Metehan Özcan ile çalışmaları ve üretim pratiğinin merkezindeki katmanlılık hali ile şehire dair bir söyleşi.

 

‘Resimli Bilgi'ye Dair
Çağrı Dural: ‘Resimli Bilgi' sergisinde Merve Ünsal ile birbirinizden etkileşiminiz nasıl oldu? Bir de eleştiri olarak gelmiş midir bilmiyorum ama; "Tek bir sanatçının olduğu işin küratörü mü olur arkadaşım?" diye söyleyenler oldu mu? Malum küratöryel çalışma da, sanatsal bir aktarım da olabilir bu durum. Aslında sizin ikinizin ortak çalışması görülebilir bu sergi; senin çalışman ve Merve'nin küratörlüğü. Merve Ünsal – Metehan Özcan sergisi de olabilirdi belki.

Metehan Özcan: Aslında Merve Ünsal'ın öncesinde deneyimlemediği bir şeydi, o yüzden çekingen davrandı doğal olarak. Kendi sanat deneyimi de deneysellik üzerine olduğu için kabul ettiğini düşünüyorum. Benim için de öyle birisinin ihtiyacı şuradan doğdu: İlk sergim okuldaydı, Gazi Üniversitesi'ndeki. Geçen sergi hastanedeydi. Ticari bir galeride ilk kişisel sergim. O galeri de bir fotoğraf galerisi. Onun için de hem dışarıdan, hem de disiplinler arası birisinin olması iyi olacaktı.

Çağrı: Bu kadar çalışkan olmasının getirdiği bir durum olsa gerek. Bu iş için de biçilmiş kaftan; hem bir galeride çalışıyor, hem de bir sanatçı. M-est ve Bolt-Art'tan gelen bir editöryal/küratöryal çalışma tecrübesi de var. Dolayısıyla üçünü birlikte barındırabilen bir insan olması, bana da en iyi Merve yaparmış gibi düşündürüyor. Bir yandan da şu durumu düşündüm: Elipsis Galeri de kendi çizgisini kırmış oldu. Çünkü, biz Elipsis'te çerçevelenmiş; eser haline getirilmiş fotoğraf sergisi görmeye çok alışmıştık.

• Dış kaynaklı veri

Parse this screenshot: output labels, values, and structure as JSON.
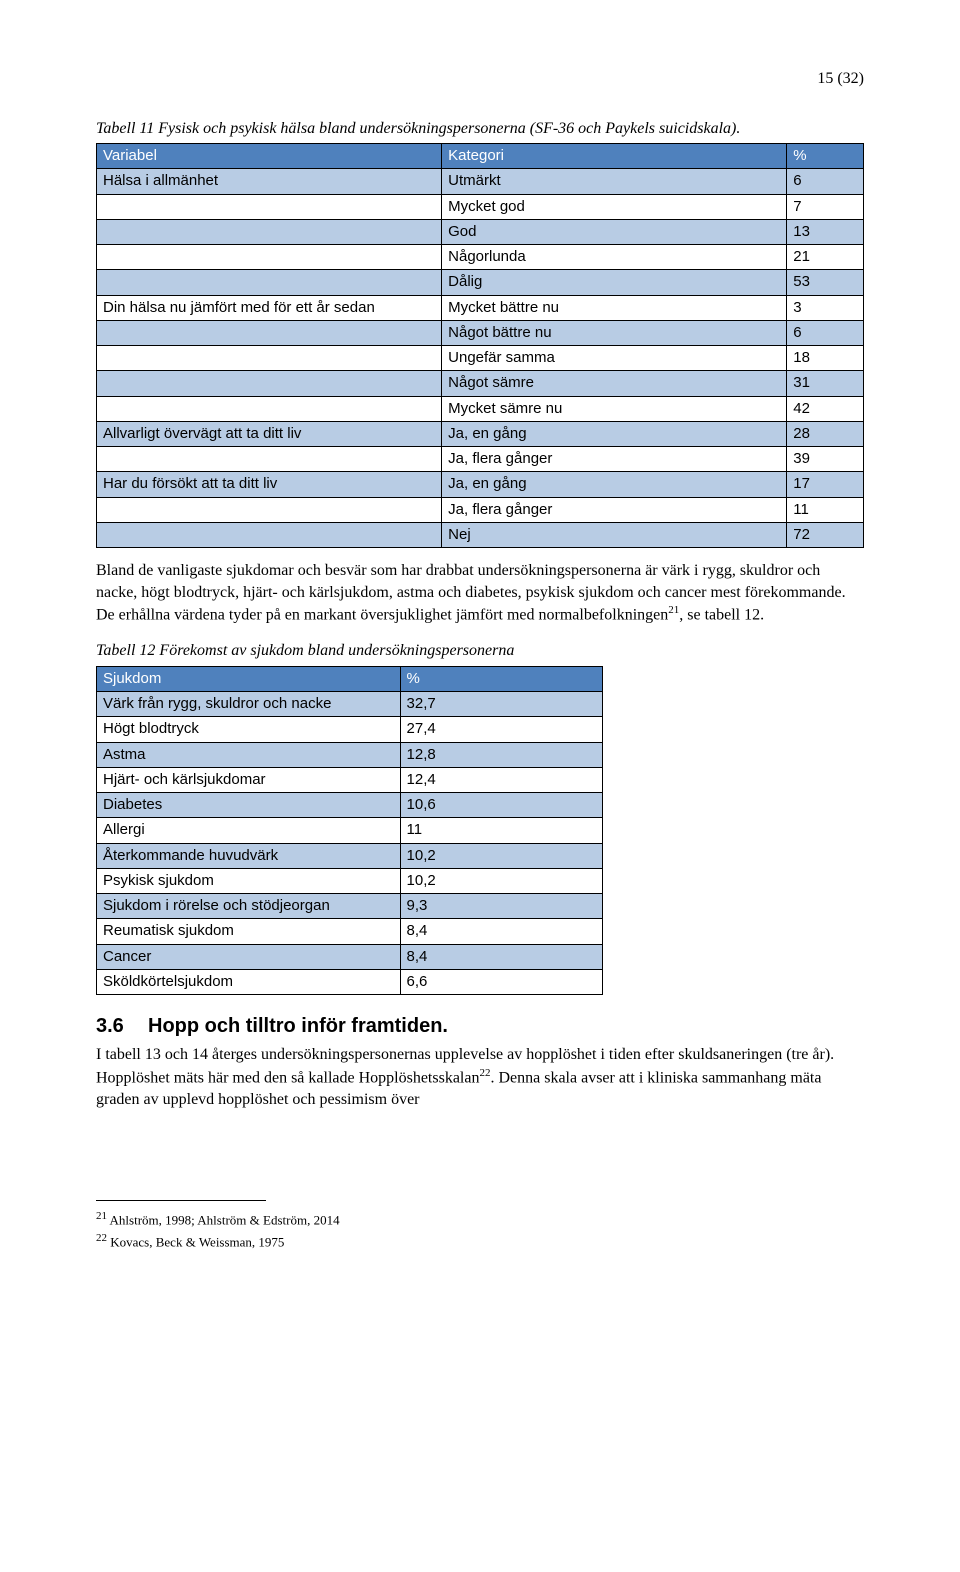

Metehan: Ben de Elipsis'i öyle algılıyordum, çekincelerim vardı. Ama önce Serkan Taycan, sonra da Yusuf Sevinçli'nin işlerini orada görünce; aslında düşündüğüm kadar katı olmadığını kavradım. Sinem "Hadi karar ver, bak burada sana bişey yapalım." dediğinde tamam demedim başta. "Deneysel bişeyler yapmak istiyorum, burada yapabilir miyim ki?" dediğimde "Tabi ki yaparsın." dedi. O zaman fark ettim ki dışarıdan o sınırı biraz da biz koyuyoruz. Sanatçılar da galeriyi dönüştürebilir, en azından şu anda öyle düşünmek istiyorum. Bu serginin gidişatında, durum böyle olabileceğini gösterdi. Bunun bir sebebi yine Merve'nin aktörlerden birisi olması. Yani benim bu konudaki isteğim ama tecrübesizliğim, Sinem'in gözünün güçlü olması ama daha önce böyle bir şey denememiş olması… Karşı karşıya gelir, zıtlaşır bırakırdık belki, bilemiyorum. O tamamen bana teslim eder miydi onu da bilmiyorum, ama Merve'nin de olmasıyla beraber, "Tamam siz aranızda ne yaparsanız yapın, benim için tamam." oldu. Öyle dedi yani… O yüzden iyi oldu.

Çağrı: Evet, benim bunu deme sebebim de "Yakın Menzil"de örneklerini gördüğümüz; senin son çalışman, Özgür'ün tartısı veya Gözde'nin kutusu gibi fotoğrafı çerçevenin içinden çıkaran materyalerin hepsi de pek örneğini görmediğimiz işlerdi. Bunu bence kırmış oldunuz.

 

Şener: Malum sergi metni olarak okuduğumuz röportajda anlattığın gibi, burada da genel olarak "Resimli Bilgi"nin nasıl oluştuğundan bahsedebilirsin.

Metehan: Resimli Bilgi, ilk başta 2012'de edisyonlar sergisi için ürettiğim bir seriydi ve o seride önceden çekmiş olduğum kamusal mekanları ve nesneleri yanyana getirerek bir ortak hafıza oluşturmaya çalışıyordum. O ortak hafızanın altına, burası şu mekandır veya burası hastanedir gibi bir şey yazmıyordum. Hepimizin deneyimlediği toplu halde bir yerlerde bulunma hali, bunun getirdiği bürokrasi, mekanların hep anonim olma hali ve çok fazla insanı içinde barındırma zorunluluğu. Mesela şu anda bulunduğumuz odanın sadece taşınabilir şeylerle kişiselleştirilmiş olması…. İşte apartman yapıldıktan sonra, apartmanın sırasıyla konut, dershane sonra hastane olma olasılığı var Türkiye'de. Öyle olunca, yolumuzun geçtiği mekanlarda zaten hiç kişisel iz yok. ama onlara dair bir belleğimiz de var.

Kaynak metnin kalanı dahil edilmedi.